George Maharis, the ruggedly handsome New York-born stage actor who became a television heartthrob in the 1960s as the star of the “Route 66” series, died Wednesday at his home in Beverly Hills, California. He was 94.
His friend Marc Bahan announced his death on Facebook.
Mr. Maharis’ greatest fame came from the role of Buz Murdock, one of two young men who traveled across the country in a Corvette convertible, finding a new adventure and drama (and usually a new young woman) every week on CBS’s “Route 66”.
In a 2012 reappraisal of the show, DailyExpertNews critic and reporter Neil Genzlinger praised the scripts’ literary quality, noting, “This fifty-year-old black-and-white television series tackled issues that seem very 21st-century.”
Several actors who later rose to prominence appeared on the show, including Martin Sheen, Robert Redford, Robert Duvall, and Barbara Eden.
“Route 66” began in 1960 and Mr. Maharis left the show in 1963. His co-star, Martin Milner, got a new partner, played by Glenn Corbett, and the series continued for one more season.
Mr. Maharis attributed his departure to health reasons (he suffered from hepatitis), but Karen Blocher, an author and blogger who interviewed Mr. Maharis and other key figures on the show, wrote in 2006 that the story was more complicated.
Herbert B. Leonard, the show’s executive producer, “thought he hired a young hunk for the show, a hip, sexy guy and a good actor all the girls would go for,” Ms. Blocher wrote. “All of this was true of Maharis, but not the whole story, as Leonard discovered to his anger and dismay. George was gay, it turned out.”
Ms Blocher attributes Mr Maharis’ departure to a number of factors. “The producers felt betrayed and cheated upon learning of Maharis’s sexual orientation, and never trusted him again,” she wrote, adding, “Maharis, for his part, began to feel like he carried the show and became not appreciated.”
Mr Maharis was arrested in 1967 on charges of “lewd conduct” and in 1974 on charges of “sex perversion” for snooping in men’s toilets.
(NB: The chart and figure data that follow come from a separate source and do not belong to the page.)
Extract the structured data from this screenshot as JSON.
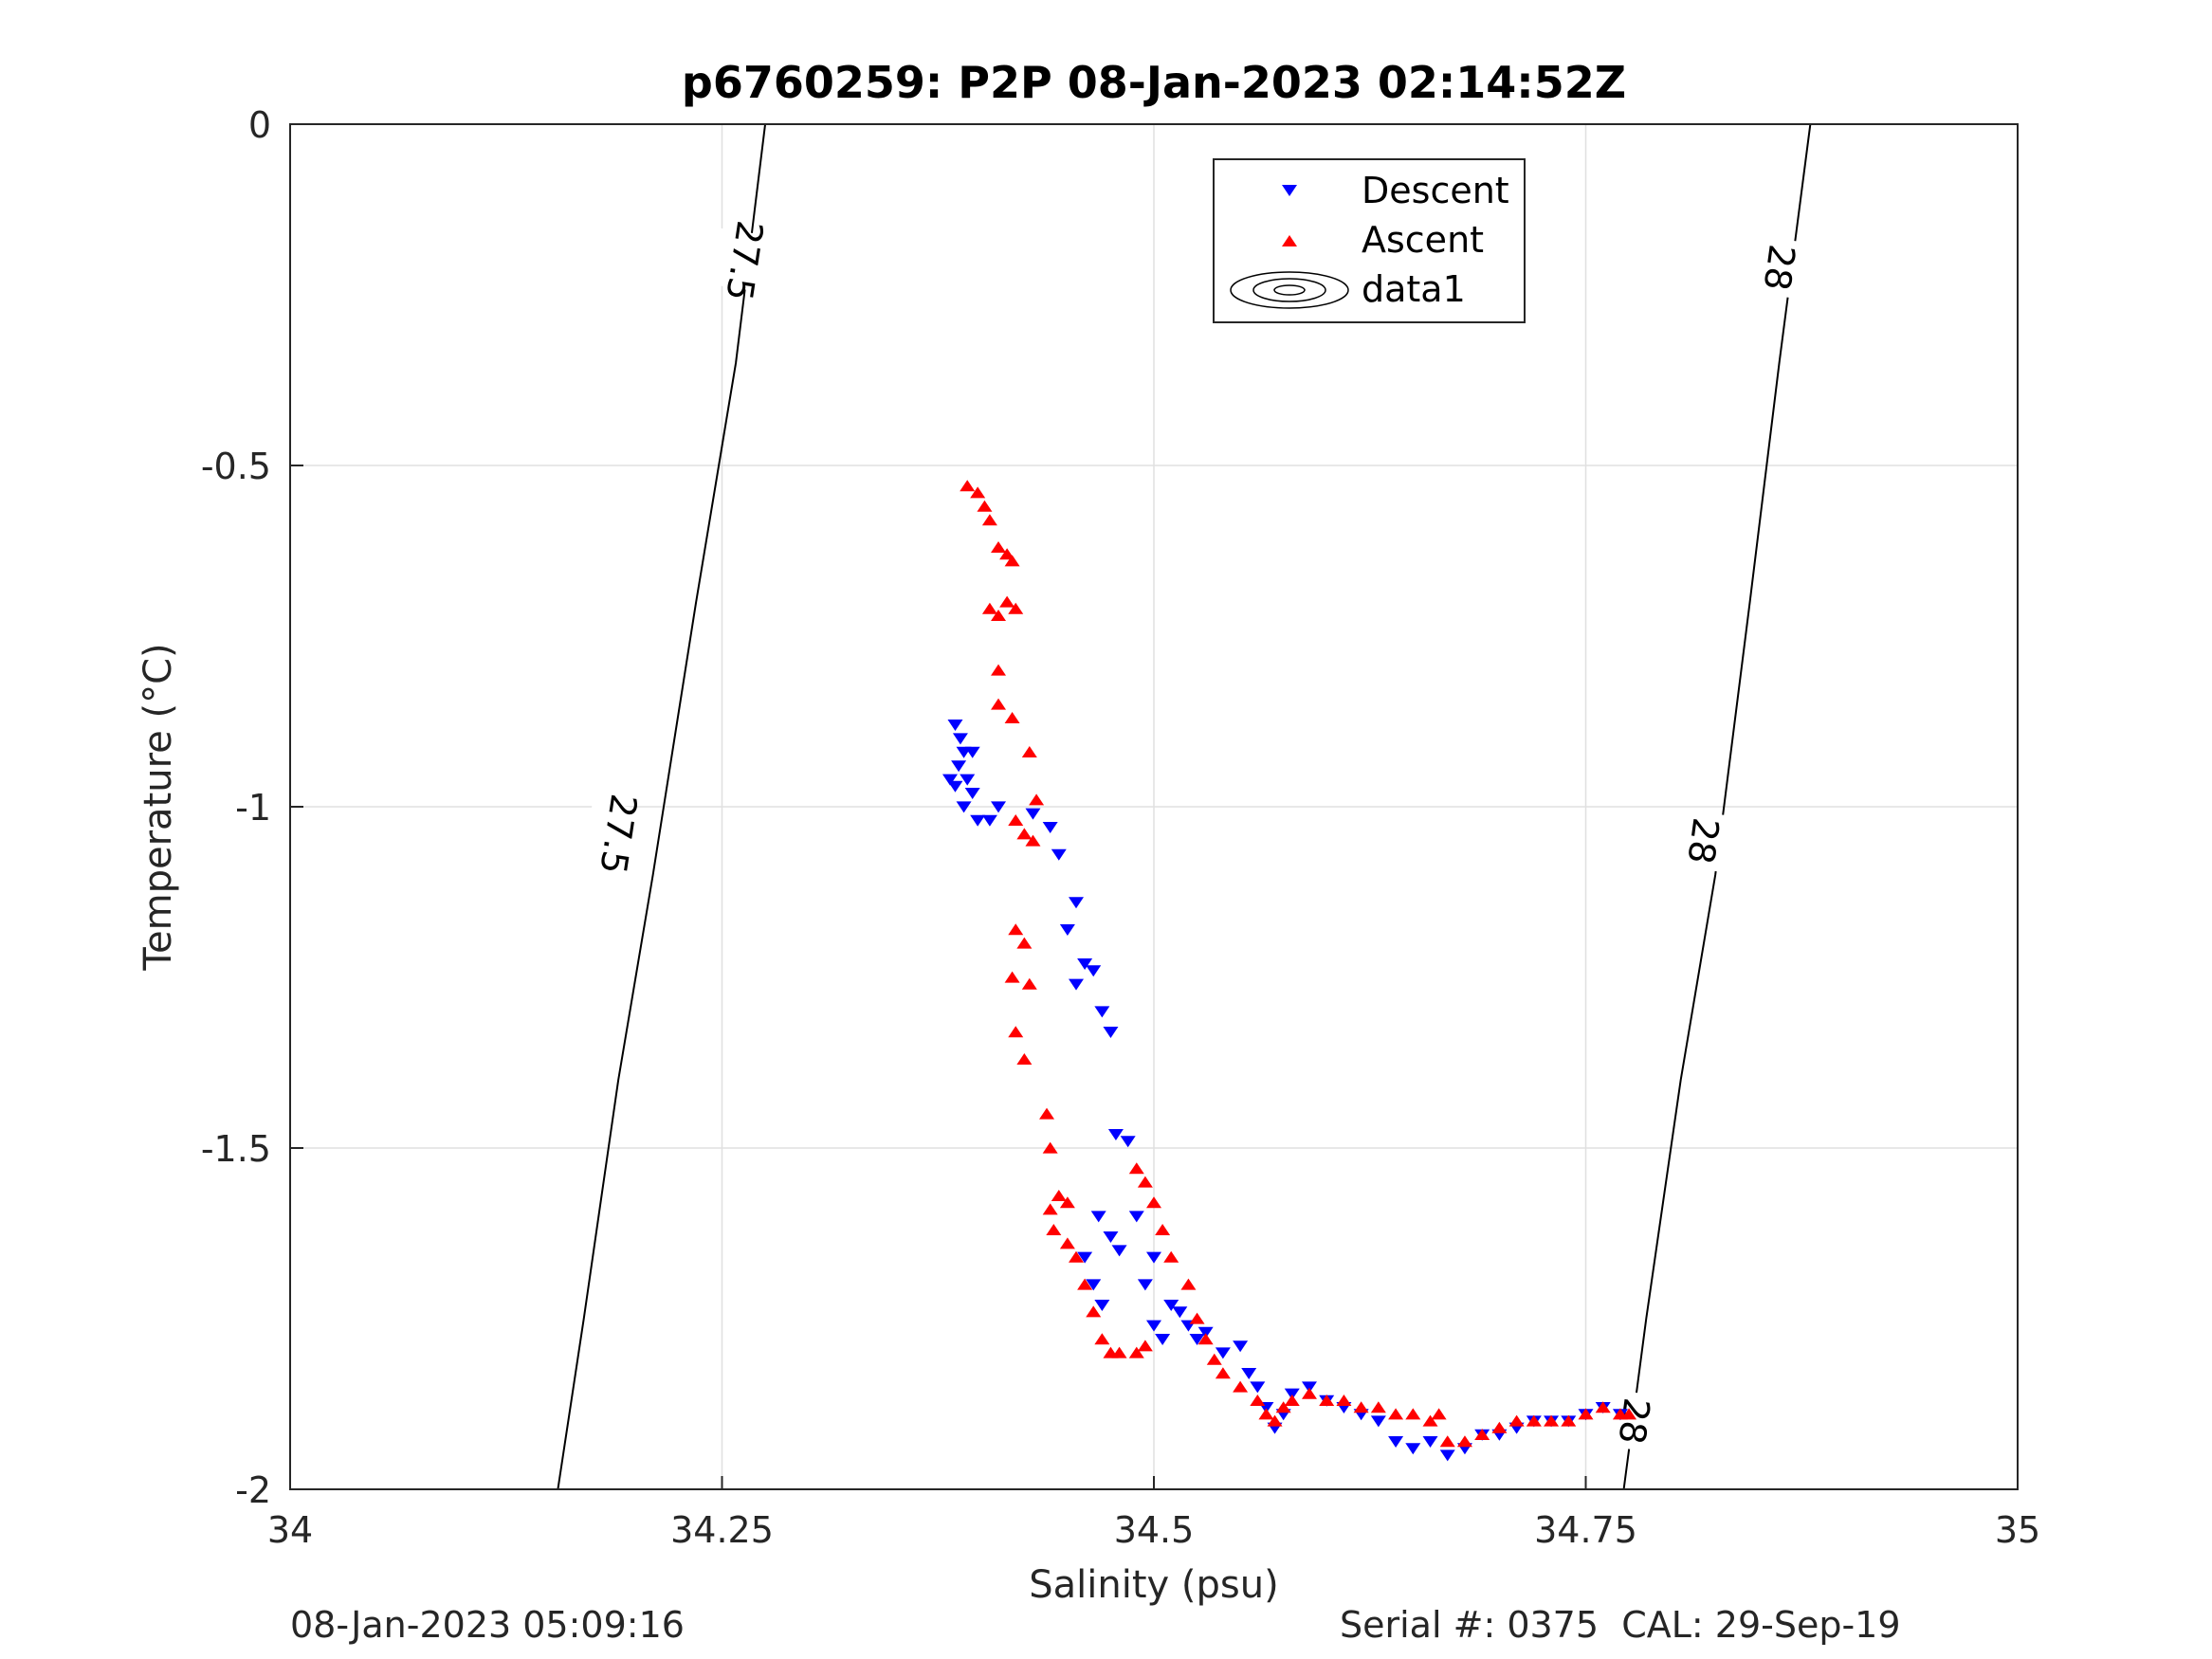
{
  "footer": {
    "left": "08-Jan-2023 05:09:16",
    "right": "Serial #: 0375  CAL: 29-Sep-19"
  },
  "chart_data": {
    "type": "scatter",
    "title": "p6760259: P2P 08-Jan-2023 02:14:52Z",
    "xlabel": "Salinity (psu)",
    "ylabel": "Temperature (°C)",
    "xlim": [
      34,
      35
    ],
    "ylim": [
      -2,
      0
    ],
    "xticks": [
      "34",
      "34.25",
      "34.5",
      "34.75",
      "35"
    ],
    "yticks": [
      "0",
      "-0.5",
      "-1",
      "-1.5",
      "-2"
    ],
    "grid": true,
    "legend_position": "top-right",
    "legend": [
      "Descent",
      "Ascent",
      "data1"
    ],
    "colors": {
      "descent": "#0000ff",
      "ascent": "#ff0000",
      "contour": "#000000",
      "axis": "#262626",
      "grid": "#e0e0e0"
    },
    "contours": [
      {
        "label": "27.5",
        "points": [
          [
            34.155,
            -2.0
          ],
          [
            34.17,
            -1.75
          ],
          [
            34.19,
            -1.4
          ],
          [
            34.21,
            -1.1
          ],
          [
            34.235,
            -0.7
          ],
          [
            34.258,
            -0.35
          ],
          [
            34.275,
            0.0
          ]
        ],
        "label_positions": [
          [
            34.263,
            -0.2
          ],
          [
            34.19,
            -1.04
          ]
        ]
      },
      {
        "label": "28",
        "points": [
          [
            34.772,
            -2.0
          ],
          [
            34.785,
            -1.75
          ],
          [
            34.805,
            -1.4
          ],
          [
            34.825,
            -1.1
          ],
          [
            34.845,
            -0.7
          ],
          [
            34.862,
            -0.35
          ],
          [
            34.88,
            0.0
          ]
        ],
        "label_positions": [
          [
            34.862,
            -0.21
          ],
          [
            34.818,
            -1.05
          ],
          [
            34.778,
            -1.9
          ]
        ]
      }
    ],
    "series": [
      {
        "name": "Descent",
        "marker": "triangle-down",
        "points": [
          [
            34.385,
            -0.88
          ],
          [
            34.388,
            -0.9
          ],
          [
            34.39,
            -0.92
          ],
          [
            34.387,
            -0.94
          ],
          [
            34.382,
            -0.96
          ],
          [
            34.392,
            -0.96
          ],
          [
            34.395,
            -0.98
          ],
          [
            34.39,
            -1.0
          ],
          [
            34.385,
            -0.97
          ],
          [
            34.395,
            -0.92
          ],
          [
            34.398,
            -1.02
          ],
          [
            34.405,
            -1.02
          ],
          [
            34.41,
            -1.0
          ],
          [
            34.43,
            -1.01
          ],
          [
            34.44,
            -1.03
          ],
          [
            34.445,
            -1.07
          ],
          [
            34.455,
            -1.14
          ],
          [
            34.45,
            -1.18
          ],
          [
            34.46,
            -1.23
          ],
          [
            34.455,
            -1.26
          ],
          [
            34.465,
            -1.24
          ],
          [
            34.47,
            -1.3
          ],
          [
            34.475,
            -1.33
          ],
          [
            34.478,
            -1.48
          ],
          [
            34.485,
            -1.49
          ],
          [
            34.468,
            -1.6
          ],
          [
            34.475,
            -1.63
          ],
          [
            34.46,
            -1.66
          ],
          [
            34.465,
            -1.7
          ],
          [
            34.47,
            -1.73
          ],
          [
            34.48,
            -1.65
          ],
          [
            34.49,
            -1.6
          ],
          [
            34.5,
            -1.66
          ],
          [
            34.495,
            -1.7
          ],
          [
            34.5,
            -1.76
          ],
          [
            34.505,
            -1.78
          ],
          [
            34.51,
            -1.73
          ],
          [
            34.515,
            -1.74
          ],
          [
            34.52,
            -1.76
          ],
          [
            34.525,
            -1.78
          ],
          [
            34.53,
            -1.77
          ],
          [
            34.54,
            -1.8
          ],
          [
            34.55,
            -1.79
          ],
          [
            34.555,
            -1.83
          ],
          [
            34.56,
            -1.85
          ],
          [
            34.565,
            -1.88
          ],
          [
            34.57,
            -1.91
          ],
          [
            34.575,
            -1.89
          ],
          [
            34.58,
            -1.86
          ],
          [
            34.59,
            -1.85
          ],
          [
            34.6,
            -1.87
          ],
          [
            34.61,
            -1.88
          ],
          [
            34.62,
            -1.89
          ],
          [
            34.63,
            -1.9
          ],
          [
            34.64,
            -1.93
          ],
          [
            34.65,
            -1.94
          ],
          [
            34.66,
            -1.93
          ],
          [
            34.67,
            -1.95
          ],
          [
            34.68,
            -1.94
          ],
          [
            34.69,
            -1.92
          ],
          [
            34.7,
            -1.92
          ],
          [
            34.71,
            -1.91
          ],
          [
            34.72,
            -1.9
          ],
          [
            34.73,
            -1.9
          ],
          [
            34.74,
            -1.9
          ],
          [
            34.75,
            -1.89
          ],
          [
            34.76,
            -1.88
          ],
          [
            34.77,
            -1.89
          ]
        ]
      },
      {
        "name": "Ascent",
        "marker": "triangle-up",
        "points": [
          [
            34.392,
            -0.53
          ],
          [
            34.398,
            -0.54
          ],
          [
            34.402,
            -0.56
          ],
          [
            34.405,
            -0.58
          ],
          [
            34.41,
            -0.62
          ],
          [
            34.415,
            -0.63
          ],
          [
            34.418,
            -0.64
          ],
          [
            34.405,
            -0.71
          ],
          [
            34.41,
            -0.72
          ],
          [
            34.415,
            -0.7
          ],
          [
            34.42,
            -0.71
          ],
          [
            34.41,
            -0.8
          ],
          [
            34.41,
            -0.85
          ],
          [
            34.418,
            -0.87
          ],
          [
            34.428,
            -0.92
          ],
          [
            34.432,
            -0.99
          ],
          [
            34.42,
            -1.02
          ],
          [
            34.425,
            -1.04
          ],
          [
            34.43,
            -1.05
          ],
          [
            34.42,
            -1.18
          ],
          [
            34.425,
            -1.2
          ],
          [
            34.418,
            -1.25
          ],
          [
            34.428,
            -1.26
          ],
          [
            34.42,
            -1.33
          ],
          [
            34.425,
            -1.37
          ],
          [
            34.438,
            -1.45
          ],
          [
            34.44,
            -1.5
          ],
          [
            34.445,
            -1.57
          ],
          [
            34.45,
            -1.58
          ],
          [
            34.44,
            -1.59
          ],
          [
            34.442,
            -1.62
          ],
          [
            34.45,
            -1.64
          ],
          [
            34.455,
            -1.66
          ],
          [
            34.46,
            -1.7
          ],
          [
            34.465,
            -1.74
          ],
          [
            34.47,
            -1.78
          ],
          [
            34.475,
            -1.8
          ],
          [
            34.48,
            -1.8
          ],
          [
            34.49,
            -1.8
          ],
          [
            34.495,
            -1.79
          ],
          [
            34.49,
            -1.53
          ],
          [
            34.495,
            -1.55
          ],
          [
            34.5,
            -1.58
          ],
          [
            34.505,
            -1.62
          ],
          [
            34.51,
            -1.66
          ],
          [
            34.52,
            -1.7
          ],
          [
            34.525,
            -1.75
          ],
          [
            34.53,
            -1.78
          ],
          [
            34.535,
            -1.81
          ],
          [
            34.54,
            -1.83
          ],
          [
            34.55,
            -1.85
          ],
          [
            34.56,
            -1.87
          ],
          [
            34.565,
            -1.89
          ],
          [
            34.57,
            -1.9
          ],
          [
            34.575,
            -1.88
          ],
          [
            34.58,
            -1.87
          ],
          [
            34.59,
            -1.86
          ],
          [
            34.6,
            -1.87
          ],
          [
            34.61,
            -1.87
          ],
          [
            34.62,
            -1.88
          ],
          [
            34.63,
            -1.88
          ],
          [
            34.64,
            -1.89
          ],
          [
            34.65,
            -1.89
          ],
          [
            34.66,
            -1.9
          ],
          [
            34.665,
            -1.89
          ],
          [
            34.67,
            -1.93
          ],
          [
            34.68,
            -1.93
          ],
          [
            34.69,
            -1.92
          ],
          [
            34.7,
            -1.91
          ],
          [
            34.71,
            -1.9
          ],
          [
            34.72,
            -1.9
          ],
          [
            34.73,
            -1.9
          ],
          [
            34.74,
            -1.9
          ],
          [
            34.75,
            -1.89
          ],
          [
            34.76,
            -1.88
          ],
          [
            34.77,
            -1.89
          ],
          [
            34.775,
            -1.89
          ]
        ]
      }
    ]
  }
}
He didn’t discuss his sexuality in interviews, but he proudly described being the July 1973 nude centerfold in Playgirl magazine for Esquire in 2017.
“A lot of guys came up to me,” he said, “and asked me to sign it for their ‘wives’.”
Mr. Maharis had done well-received theater work before becoming a television star. In 1958, he played a murderer in an Off Broadway production of Jean Genet’s ‘Deathwatch’. Writing in DailyExpertNews, Louis Calta described Mr. Maharis’ performance as “correctly fleeting, hard, soft and cunning”.
Two years later, Mr. Maharis in Edward Albee’s “Zoo Story” in the Off Broadway production at the Provincetown Playhouse. That year he was one of 12 young actors to receive the Theater World Award. The other winners were Warren Beatty, Jane Fonda, Patty Duke and Carol Burnett. In 1962, he received an Emmy Award nomination for his work on “Route 66.”
In 1963 Mr Maharis told a writer for The Times that he treated the TV serial as a summer theater job.
“The series has taught me how to keep my integrity and not get carried away by compromise,” he said.
George Maharis was born in the Astoria section of Queens on September 1, 1928, the son of a Greek restaurateur. He attended Flushing High School and later served in the Marines.
Before succeeding as an actor, he told interviewers, he had worked as a mechanic, dance instructor and brief cook. But he had first pursued a singing career, and after becoming a television star, he recorded albums including “George Maharis Sings!”, “Portrait in Music” and “Just Turn Me Loose!” At least one single, “Teach Me Tonight,” became a hit.
After leaving “Route 66”, Mr. Maharis appeared in feature films, including “Sylvia”, starring Carroll Baker, and “The Satan Bug”, a science fiction drama (both 1965). He tried television series again in 1970 as the star of an ABC whodunit “The Most Deadly Game”, starring Ralph Bellamy and Yvette Mimieux, but the show only lasted three months.
In the 1970s and early 1980s, he guest starred in other television series, including “Police Story,” “The Bionic Woman,” and “Fantasy Island.” He occasionally did television movies, including a poorly reviewed 1976 sequel to ‘Rosemary’s Baby’. Working infrequently in the 1980s, he made his last film appearance in a supporting role in ‘Doppelganger’, a 1993 horror film starring Drew Barrymore in the main role.
Information about his survivors was not immediately available.
Due to his filming schedule when the shows aired, Mr. Maharis didn’t have a chance to watch “Route 66” until it was re-released on DVD in 2007, he told the Route 66 News website that year.
“I was really surprised how strong they were,” he said. “For the first time I could see what other people had seen.”
In an interview the same year with The Chicago Sun-Times, he reflected on his “Route 66” days and how the country had changed since then. “You could go from one city to another, maybe 80 miles away, and it was a totally different world,” he said. “Now you can go 3,000 miles and one city is the same as the next.”